Binding (cilt) refers to the hard-protective cover designed to prevent manuscripts and printed works from being worn or dispersed. This word, which means "leather" in Arabic, refers to the main material of bookbinding.  In Islamic book art, bindings are adorned as works of art. Since writing the Qur'an in an artistic calligraphy, illustrating Qur’an with an ornamentation and covering Quran in an aesthetic binding are regarded as almost worship, special attention and care were given firstly to the bindings of Qur'an and then, of all kinds of manuscripts. The first Turkish bindings were made by Uyghur Turks in the 7th century. During the period of Mehmed II (1451-1481), a calligrapher house (nakkaşhane) was established in Ottoman Palace and during the reign of Bayezid II (1481-1512), a bookbinding organization was founded. Artists who work on the bookbinding are called "binder" (mücellit).

Binding materials include leather, cardboard, gold, paint and thread. In addition, binding can be made by using marbling, katı’ (quilling), cloth and precious stones. Hand tools such as mold, decoy, brush, knives, press (mengene) and ıstaka are also used in making the binding. The Ottoman binders used three techniques in bookbinding which were pressing, inlaying and painting.
According to their materials, the binding is categorized as leather, fabric, marbled and lacquer; according to the decoration techniques, they are grouped as şemseli, zilbahar, yekşah, zerduz, çarkûşe.

The 15th century saw a transition from Anatolian Seljuk style to Ottoman style.
In the first examples, the density of geometric ornaments in the bindings is interpreted as the effect of Anatolian Seljuk on the Ottoman style. Developments in the field of bookbinding during the period of Mehmed II, one of the most important periods of Ottoman bookbinding art, were preparatory to the classical era. The color of bindings and quality of the decorative workmanship were eye-catching from the time of Bayezid II. In the classical composite of şemseli, salbekli, köşebentli, the binding was surrounded by borders.

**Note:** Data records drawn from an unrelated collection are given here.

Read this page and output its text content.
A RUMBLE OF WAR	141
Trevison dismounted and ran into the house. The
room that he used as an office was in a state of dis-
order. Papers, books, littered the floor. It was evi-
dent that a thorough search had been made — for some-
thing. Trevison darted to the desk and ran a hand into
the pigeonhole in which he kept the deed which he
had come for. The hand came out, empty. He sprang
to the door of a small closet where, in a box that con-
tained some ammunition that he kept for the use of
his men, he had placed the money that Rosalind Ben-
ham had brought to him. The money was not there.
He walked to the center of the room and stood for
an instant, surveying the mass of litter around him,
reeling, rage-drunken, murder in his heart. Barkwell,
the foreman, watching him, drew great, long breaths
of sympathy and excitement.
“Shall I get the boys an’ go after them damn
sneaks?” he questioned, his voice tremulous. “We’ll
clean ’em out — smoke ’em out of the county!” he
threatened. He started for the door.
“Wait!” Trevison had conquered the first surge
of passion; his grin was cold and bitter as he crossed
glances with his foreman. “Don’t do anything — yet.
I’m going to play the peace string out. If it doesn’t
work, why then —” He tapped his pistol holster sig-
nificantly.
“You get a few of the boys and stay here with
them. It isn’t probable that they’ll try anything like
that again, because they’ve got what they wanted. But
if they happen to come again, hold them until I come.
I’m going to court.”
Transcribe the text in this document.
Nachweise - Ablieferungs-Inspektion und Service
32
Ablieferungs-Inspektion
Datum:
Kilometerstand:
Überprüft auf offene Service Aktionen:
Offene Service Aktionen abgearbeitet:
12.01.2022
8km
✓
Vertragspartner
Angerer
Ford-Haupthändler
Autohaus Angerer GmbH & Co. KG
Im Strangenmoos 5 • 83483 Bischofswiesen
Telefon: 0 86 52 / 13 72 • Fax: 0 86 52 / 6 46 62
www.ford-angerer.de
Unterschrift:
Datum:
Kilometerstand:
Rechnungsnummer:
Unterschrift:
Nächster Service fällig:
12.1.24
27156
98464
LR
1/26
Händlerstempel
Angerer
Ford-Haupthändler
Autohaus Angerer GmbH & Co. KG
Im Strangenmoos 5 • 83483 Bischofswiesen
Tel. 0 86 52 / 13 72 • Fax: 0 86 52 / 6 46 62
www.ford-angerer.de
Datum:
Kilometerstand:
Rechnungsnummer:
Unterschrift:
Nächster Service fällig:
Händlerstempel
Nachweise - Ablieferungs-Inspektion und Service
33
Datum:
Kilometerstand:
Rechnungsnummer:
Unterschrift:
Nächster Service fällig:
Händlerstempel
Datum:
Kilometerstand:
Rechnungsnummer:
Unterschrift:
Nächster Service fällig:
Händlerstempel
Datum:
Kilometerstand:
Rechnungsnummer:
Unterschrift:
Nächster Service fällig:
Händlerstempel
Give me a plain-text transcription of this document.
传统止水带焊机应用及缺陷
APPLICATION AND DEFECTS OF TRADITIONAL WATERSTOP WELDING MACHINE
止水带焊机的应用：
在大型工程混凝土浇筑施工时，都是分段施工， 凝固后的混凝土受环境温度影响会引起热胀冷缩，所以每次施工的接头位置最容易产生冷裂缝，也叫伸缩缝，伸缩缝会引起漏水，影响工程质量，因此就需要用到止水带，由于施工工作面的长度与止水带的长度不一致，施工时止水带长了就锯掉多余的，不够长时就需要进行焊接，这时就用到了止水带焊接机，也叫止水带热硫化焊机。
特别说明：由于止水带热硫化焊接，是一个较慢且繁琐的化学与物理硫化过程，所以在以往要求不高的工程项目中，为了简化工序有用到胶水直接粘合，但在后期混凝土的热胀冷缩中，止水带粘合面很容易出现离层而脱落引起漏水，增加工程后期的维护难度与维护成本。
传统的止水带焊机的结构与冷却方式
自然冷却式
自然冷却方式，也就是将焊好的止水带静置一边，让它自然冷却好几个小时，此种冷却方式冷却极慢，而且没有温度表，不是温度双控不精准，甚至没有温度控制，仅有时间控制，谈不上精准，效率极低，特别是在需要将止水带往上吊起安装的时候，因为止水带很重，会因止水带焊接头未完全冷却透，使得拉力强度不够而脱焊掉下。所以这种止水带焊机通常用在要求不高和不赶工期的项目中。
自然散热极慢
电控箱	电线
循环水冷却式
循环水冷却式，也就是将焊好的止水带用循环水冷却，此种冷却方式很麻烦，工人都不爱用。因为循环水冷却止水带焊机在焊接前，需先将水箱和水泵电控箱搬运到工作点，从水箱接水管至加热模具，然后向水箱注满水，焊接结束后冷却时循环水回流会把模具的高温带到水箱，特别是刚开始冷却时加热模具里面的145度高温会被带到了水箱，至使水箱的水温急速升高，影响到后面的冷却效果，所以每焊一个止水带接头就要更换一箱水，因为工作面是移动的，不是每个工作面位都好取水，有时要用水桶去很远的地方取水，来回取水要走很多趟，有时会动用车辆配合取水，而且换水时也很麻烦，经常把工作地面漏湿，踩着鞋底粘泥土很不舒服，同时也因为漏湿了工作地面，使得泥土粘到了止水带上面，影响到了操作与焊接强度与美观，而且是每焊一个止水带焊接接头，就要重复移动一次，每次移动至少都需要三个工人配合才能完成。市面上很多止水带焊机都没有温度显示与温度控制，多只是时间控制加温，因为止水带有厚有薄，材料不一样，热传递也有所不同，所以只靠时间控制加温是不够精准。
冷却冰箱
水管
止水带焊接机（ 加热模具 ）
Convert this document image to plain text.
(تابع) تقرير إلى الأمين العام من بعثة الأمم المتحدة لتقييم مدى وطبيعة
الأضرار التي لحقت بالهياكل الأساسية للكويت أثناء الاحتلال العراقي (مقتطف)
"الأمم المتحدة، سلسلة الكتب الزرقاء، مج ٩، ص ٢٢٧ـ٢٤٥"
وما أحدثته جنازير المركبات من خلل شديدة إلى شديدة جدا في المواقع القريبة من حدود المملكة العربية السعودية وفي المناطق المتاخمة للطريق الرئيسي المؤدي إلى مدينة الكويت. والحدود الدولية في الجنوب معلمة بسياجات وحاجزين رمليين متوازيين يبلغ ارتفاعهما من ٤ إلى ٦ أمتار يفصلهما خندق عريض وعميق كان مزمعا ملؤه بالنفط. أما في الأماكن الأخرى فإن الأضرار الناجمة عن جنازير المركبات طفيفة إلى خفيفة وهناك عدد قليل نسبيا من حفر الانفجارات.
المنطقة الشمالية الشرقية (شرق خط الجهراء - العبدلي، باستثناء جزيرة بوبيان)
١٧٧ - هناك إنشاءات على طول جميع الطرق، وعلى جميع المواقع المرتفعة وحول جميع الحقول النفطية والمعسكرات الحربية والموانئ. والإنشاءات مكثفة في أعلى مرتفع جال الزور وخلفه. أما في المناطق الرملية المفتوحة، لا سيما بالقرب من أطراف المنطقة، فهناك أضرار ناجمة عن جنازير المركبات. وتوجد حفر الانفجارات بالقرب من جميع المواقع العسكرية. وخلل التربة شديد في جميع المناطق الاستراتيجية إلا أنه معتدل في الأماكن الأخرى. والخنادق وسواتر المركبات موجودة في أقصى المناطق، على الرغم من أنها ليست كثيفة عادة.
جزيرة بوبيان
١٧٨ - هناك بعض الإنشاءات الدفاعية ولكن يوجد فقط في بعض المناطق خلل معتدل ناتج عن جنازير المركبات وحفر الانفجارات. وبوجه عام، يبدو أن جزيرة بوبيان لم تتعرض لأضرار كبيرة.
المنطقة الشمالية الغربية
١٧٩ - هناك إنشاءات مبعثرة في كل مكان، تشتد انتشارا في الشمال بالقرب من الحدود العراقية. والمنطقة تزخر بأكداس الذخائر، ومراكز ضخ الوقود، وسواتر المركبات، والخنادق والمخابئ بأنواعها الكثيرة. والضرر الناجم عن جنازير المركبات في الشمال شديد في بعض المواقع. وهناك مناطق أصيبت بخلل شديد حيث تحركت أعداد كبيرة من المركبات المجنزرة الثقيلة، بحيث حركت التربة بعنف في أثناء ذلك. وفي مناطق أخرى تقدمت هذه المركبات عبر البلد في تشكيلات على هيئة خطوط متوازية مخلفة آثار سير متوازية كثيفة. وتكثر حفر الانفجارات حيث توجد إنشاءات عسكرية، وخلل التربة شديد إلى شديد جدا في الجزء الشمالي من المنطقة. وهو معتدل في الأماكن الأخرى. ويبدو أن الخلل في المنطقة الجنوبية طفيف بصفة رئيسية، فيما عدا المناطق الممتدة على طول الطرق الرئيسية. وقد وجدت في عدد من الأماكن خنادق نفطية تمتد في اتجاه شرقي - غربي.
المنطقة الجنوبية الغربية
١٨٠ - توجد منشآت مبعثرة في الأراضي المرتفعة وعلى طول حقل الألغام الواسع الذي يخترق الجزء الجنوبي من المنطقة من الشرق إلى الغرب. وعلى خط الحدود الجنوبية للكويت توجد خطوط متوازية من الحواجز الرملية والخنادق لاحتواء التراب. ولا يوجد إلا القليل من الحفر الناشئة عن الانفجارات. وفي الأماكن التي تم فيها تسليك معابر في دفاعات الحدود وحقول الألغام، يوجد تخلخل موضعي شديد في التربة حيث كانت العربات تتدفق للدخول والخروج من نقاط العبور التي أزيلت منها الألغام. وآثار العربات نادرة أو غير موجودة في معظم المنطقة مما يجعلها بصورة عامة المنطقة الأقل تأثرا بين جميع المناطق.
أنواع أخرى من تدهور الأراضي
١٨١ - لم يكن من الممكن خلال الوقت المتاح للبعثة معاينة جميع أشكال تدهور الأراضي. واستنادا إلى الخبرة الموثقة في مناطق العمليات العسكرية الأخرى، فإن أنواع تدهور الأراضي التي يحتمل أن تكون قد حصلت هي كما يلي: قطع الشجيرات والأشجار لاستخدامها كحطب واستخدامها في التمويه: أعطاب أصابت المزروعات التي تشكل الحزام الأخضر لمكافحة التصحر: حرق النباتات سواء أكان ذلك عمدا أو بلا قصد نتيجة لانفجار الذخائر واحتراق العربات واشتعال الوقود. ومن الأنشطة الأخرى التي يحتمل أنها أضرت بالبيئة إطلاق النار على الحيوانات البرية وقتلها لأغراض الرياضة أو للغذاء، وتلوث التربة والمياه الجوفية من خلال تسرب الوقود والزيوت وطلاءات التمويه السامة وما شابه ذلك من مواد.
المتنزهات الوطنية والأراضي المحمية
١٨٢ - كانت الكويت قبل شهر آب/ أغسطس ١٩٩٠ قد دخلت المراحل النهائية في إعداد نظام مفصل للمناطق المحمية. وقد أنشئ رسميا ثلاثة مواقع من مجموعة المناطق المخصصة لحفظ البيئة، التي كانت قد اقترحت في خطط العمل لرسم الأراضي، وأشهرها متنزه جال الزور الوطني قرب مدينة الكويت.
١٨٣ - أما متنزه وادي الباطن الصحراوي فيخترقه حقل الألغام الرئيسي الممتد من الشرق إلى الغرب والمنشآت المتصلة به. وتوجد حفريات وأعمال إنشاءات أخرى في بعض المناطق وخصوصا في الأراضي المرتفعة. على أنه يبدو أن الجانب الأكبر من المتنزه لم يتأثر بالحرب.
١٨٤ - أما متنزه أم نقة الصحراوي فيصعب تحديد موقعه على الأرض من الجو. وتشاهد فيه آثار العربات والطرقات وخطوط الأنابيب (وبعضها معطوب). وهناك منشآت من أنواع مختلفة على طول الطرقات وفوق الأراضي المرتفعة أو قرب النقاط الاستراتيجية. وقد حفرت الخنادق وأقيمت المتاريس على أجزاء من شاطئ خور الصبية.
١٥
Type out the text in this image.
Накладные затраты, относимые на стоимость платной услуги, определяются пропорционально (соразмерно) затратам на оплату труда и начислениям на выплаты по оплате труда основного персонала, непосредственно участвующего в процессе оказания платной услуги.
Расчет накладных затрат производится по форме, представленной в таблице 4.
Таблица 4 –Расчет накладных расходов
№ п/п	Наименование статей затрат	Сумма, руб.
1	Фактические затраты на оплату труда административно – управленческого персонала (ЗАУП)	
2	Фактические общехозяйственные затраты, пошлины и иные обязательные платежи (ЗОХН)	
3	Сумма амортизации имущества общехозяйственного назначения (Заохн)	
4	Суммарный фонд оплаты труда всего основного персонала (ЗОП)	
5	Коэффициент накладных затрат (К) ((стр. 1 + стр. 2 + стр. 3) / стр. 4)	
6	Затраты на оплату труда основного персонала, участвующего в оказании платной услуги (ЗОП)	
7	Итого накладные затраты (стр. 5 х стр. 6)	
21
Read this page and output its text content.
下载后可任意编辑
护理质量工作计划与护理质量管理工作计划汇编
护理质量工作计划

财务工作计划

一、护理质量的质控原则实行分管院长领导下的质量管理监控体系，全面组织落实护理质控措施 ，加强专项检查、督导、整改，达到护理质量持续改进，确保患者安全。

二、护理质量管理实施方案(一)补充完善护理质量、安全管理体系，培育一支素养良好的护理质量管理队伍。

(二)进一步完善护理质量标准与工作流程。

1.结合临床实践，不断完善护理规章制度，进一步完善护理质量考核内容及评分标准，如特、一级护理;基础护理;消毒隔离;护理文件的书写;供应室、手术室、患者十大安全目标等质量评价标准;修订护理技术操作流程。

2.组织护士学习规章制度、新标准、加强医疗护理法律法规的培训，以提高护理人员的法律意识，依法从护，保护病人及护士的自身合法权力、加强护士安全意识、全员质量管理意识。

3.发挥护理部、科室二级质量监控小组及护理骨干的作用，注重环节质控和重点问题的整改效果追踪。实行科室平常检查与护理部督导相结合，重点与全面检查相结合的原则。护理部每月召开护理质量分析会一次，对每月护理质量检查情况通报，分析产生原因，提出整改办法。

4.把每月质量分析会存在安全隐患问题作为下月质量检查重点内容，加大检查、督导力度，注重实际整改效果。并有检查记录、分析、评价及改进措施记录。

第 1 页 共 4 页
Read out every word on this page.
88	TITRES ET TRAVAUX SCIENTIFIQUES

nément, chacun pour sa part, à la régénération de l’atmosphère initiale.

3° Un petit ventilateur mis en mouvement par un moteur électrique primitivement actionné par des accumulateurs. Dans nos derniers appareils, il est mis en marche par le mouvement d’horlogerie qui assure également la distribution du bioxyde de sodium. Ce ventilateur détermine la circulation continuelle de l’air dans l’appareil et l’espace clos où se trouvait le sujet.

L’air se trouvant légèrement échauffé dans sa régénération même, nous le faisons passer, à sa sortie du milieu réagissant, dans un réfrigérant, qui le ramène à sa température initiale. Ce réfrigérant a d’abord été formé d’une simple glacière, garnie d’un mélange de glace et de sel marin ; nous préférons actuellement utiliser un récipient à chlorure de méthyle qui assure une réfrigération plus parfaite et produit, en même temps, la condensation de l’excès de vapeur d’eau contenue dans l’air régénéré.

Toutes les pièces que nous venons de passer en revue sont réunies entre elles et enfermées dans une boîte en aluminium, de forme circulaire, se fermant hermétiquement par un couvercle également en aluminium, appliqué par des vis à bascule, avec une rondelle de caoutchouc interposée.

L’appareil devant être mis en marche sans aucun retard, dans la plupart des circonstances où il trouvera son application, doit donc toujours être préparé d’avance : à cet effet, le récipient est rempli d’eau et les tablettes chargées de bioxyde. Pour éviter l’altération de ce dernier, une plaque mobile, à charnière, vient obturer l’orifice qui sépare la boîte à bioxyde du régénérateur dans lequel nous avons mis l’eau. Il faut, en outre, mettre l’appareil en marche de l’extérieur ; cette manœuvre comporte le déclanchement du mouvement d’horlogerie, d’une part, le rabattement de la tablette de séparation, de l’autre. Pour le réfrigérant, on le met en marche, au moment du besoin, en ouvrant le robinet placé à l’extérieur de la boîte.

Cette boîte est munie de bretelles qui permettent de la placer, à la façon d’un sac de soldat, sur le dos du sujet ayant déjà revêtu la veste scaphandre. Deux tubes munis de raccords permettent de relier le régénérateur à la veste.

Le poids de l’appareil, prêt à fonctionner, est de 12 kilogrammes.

The Turkish bookbinding finds its classical shape in the time of Süleyman I (1520-1566). Floral decorations in the saz style, gilded şemse (ornamental sun figure) and köşebent (corner panel), as well as binding with processed fabric and landscape or floral depicted lacquer, are seen in this period. In addition, inlaid precious gemstones (murassa), which are magnificent examples of the cooperation of the binder and the jeweler, become also widespread. With the decline of the Ottoman Empire in the 17th century, the qualities of the bindings began to decrease. In the 18th century, flower motifs (şükûfe style) dominated the binding. Lacquered binding and binding adorned with realistic motifs become widespread. Motifs of poppy, lotus, hyacinth flowers are used alongside of the classic motifs of roses, clove, tulips, and reddish orange.

Nowadays, bookbinding art is still carried out by traditional methods, but with the development of technology, serial production bindings are also made.